Nils-Odd looks forward to sharing the activities and fun on the 25th anniversaryone with all the participants. He hopes to meet as many new and old members as possible.
Photo and text by Marte Nordahl
Nils-Odd Tønnevold is proud of all that all volunteers and members of Momentum have received since the start.
– On the anniversary, it is natural to take a look back at what we have achieved. The most important goal of Momentum is that no one should have to stand alone. That so many amputees and prosthesis users have stopped walking the heavy and steep hill alone, has simplified the lives of so many, he says
Nils-Odd was the initiator to start up Momentum. He saw first and foremost a strong need to start an association that works to inspire and guide amputees. During his studies, he ended up in an accident that led to a double leg amputation. After the amputations, he himself had his head full of questions that he did not get answers to,
– Before Momentum started up, there were no places to turn to. Amputees and prosthesis users had to figure out for themselves how to start the new life without an arm or leg smaller, he emphasizes.
– The most important thing is to have the opportunity to share experiences with someone who has been through the same thing. By having an association for us prosthesis users, you also have a solid wizard that you can contact and ask questions. Momentum is a place where you can get inspiration, motivation and help, he adds.
Nils-Odd Tønnevold, founder of Momentum looks forward to celebrating everything the association has achieved through unity and valuable conversations that contribute to growth. As well as all that volunteers and members have invested of time to strengthen Momentum its presence.
Proud prosthetic user
On a daily basis, Nils-Odd uses a red and green prosthesis that he is proud to show off. He notices that there are many who dare to wear shorts or skirts to a much greater extent now than before.
– In other countries, many people hide and feel ashamed of being amputated.
Valuable activity weekends
– The activity weekends with Momentum are significant. We have previously experienced that in order to reach the different age groups, we must vary the offer according to the level of the social and diversity of activities, he says.
– Both winter and summer sports activities attract people. The social contacts and networks you connect here are very important. Participants are often inspired to see that others master various activities in a safe setting.
He emphasizes that it is first and foremost new knowledge and information, which has motivated and inspired each individual prosthesis user to try new things and expand the horizon. They have experienced that it is possible to master new activities.

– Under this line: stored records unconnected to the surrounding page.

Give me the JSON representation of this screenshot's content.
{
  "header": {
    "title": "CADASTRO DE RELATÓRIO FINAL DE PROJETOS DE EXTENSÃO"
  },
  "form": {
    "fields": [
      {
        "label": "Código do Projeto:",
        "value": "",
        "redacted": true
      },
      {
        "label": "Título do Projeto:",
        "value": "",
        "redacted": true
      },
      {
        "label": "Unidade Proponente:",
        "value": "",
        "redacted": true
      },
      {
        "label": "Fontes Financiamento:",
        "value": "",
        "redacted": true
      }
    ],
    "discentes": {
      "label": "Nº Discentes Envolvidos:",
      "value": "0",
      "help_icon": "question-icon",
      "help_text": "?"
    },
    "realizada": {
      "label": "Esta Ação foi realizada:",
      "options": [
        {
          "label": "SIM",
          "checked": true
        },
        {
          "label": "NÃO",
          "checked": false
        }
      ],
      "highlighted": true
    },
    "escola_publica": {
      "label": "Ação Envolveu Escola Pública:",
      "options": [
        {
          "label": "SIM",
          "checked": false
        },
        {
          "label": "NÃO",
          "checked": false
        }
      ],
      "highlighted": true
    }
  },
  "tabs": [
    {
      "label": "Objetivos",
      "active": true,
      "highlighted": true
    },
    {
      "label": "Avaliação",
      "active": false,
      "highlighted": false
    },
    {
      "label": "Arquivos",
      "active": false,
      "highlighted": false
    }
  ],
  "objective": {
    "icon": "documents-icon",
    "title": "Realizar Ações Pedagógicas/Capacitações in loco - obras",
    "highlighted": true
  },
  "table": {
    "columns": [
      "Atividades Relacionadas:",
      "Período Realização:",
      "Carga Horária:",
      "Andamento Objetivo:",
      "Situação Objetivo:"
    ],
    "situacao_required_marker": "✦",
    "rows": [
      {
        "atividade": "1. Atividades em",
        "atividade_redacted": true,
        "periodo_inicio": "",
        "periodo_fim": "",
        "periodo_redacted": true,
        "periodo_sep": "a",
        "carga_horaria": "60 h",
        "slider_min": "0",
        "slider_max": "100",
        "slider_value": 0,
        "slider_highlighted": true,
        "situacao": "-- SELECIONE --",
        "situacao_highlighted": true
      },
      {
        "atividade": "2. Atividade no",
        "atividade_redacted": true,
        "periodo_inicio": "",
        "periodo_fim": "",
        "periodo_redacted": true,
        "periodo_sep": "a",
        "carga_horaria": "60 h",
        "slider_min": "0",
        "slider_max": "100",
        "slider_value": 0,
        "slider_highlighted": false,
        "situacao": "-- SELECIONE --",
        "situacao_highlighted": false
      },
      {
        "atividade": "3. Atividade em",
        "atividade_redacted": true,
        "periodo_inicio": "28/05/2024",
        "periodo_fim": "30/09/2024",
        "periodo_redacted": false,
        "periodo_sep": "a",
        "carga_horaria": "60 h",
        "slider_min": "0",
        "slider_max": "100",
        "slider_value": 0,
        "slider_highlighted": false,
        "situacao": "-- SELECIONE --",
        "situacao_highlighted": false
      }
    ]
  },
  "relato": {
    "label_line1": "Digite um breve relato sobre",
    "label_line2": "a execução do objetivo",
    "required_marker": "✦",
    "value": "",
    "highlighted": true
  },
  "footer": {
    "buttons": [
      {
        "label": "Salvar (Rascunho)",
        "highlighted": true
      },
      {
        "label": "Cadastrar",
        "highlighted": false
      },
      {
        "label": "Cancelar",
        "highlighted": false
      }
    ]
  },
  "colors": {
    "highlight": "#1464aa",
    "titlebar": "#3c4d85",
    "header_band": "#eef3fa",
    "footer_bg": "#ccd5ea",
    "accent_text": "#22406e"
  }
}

– Many I have talked to have said that even though they have lost a limb or more, they have had a richer life filled with other perspectives and values, Nils-Odd adds.
– We work continuously to keep alive the vision and proverb in Momentum, “it is better to light a candle than to curse the darkness”. Your quality of life does not depend on how you feel, but how you take it. Inspiring everyone to a positive attitude towards life has an enormous significance. It is important to live life fully and completely and not hide away.
Make the peer offer visible
– When we started Momentum, there were no hospitals or rehabilitation centers that had any relationship with the diagnostic group within amputation rehabilitation, he informs.
– We have worked very hard to make the peer offer visible and create credibility that the work is of great importance. The goal is for all amputated prosthesis users to be offered someone to talk to.
– Equality work has had an enormous impact on people. Many in the health care system also feel that they are seen to a greater extent. The work with new amputees has resulted in health professionals thinking that amputees have a much greater chance of having a positive and good life now than before. Likewise, many orthopedic engineers feel that they are more valued and noticed, he says.
– Momentum has also inspired prosthesis users to go further. We have made them aware that they can choose the orthopedic engineer they want. In addition, competition between orthopedic engineers will make everyone stretch a little further and find better solutions.
Many do not receive help
– Unfortunately, we still experience that amputees do not receive any offer either in hospitals and some rehabilitation centers. Our thought is that we should be there for each other. No one should have to stand alone, emphasizes Nils-Odd.
He emphasizes that whether the patient is offered a peer depends in some cases on who is at work. While some have seen and experienced what the positive value of a peer conversation is, others think that the offer is most to the inconvenience of the patient.
Inspirational traction aid
– That someone shows up for you when you amputate is very important. Both as traction aid in the first phase, but also for life. Seeing what others can do is inspiring and very effective. We all have good and less good days. It is extra good to know that there is a network where you can share inspiration and experiences. The challenge is to reach everyone, he says.
– If rehabilitation centers, hospitals and workshops are given a more proactive role in communicating the peer work to all patients, they will be able to help far more people get back on their feet faster. We at Momentum want to help health professionals see that the work is very useful. The vast majority value getting in touch with someone who can help simplify life and make it more exciting and positive, he adds.
Nils-Odd and peer coordinator in Momentum, Mark Miller are working to develop a minimum standard for the patient process for prosthesis users from A to Z.
– Today you can risk that with the same starting point to either be calf or thigh amputated. In itself, it is a contradiction in terms. From your point of view, it must be amputated to the corresponding level. It is important that the course and treatment given to each individual is as adequate as possible. It should consist of less guesswork and more evidence-based treatment, says Nils-Odd.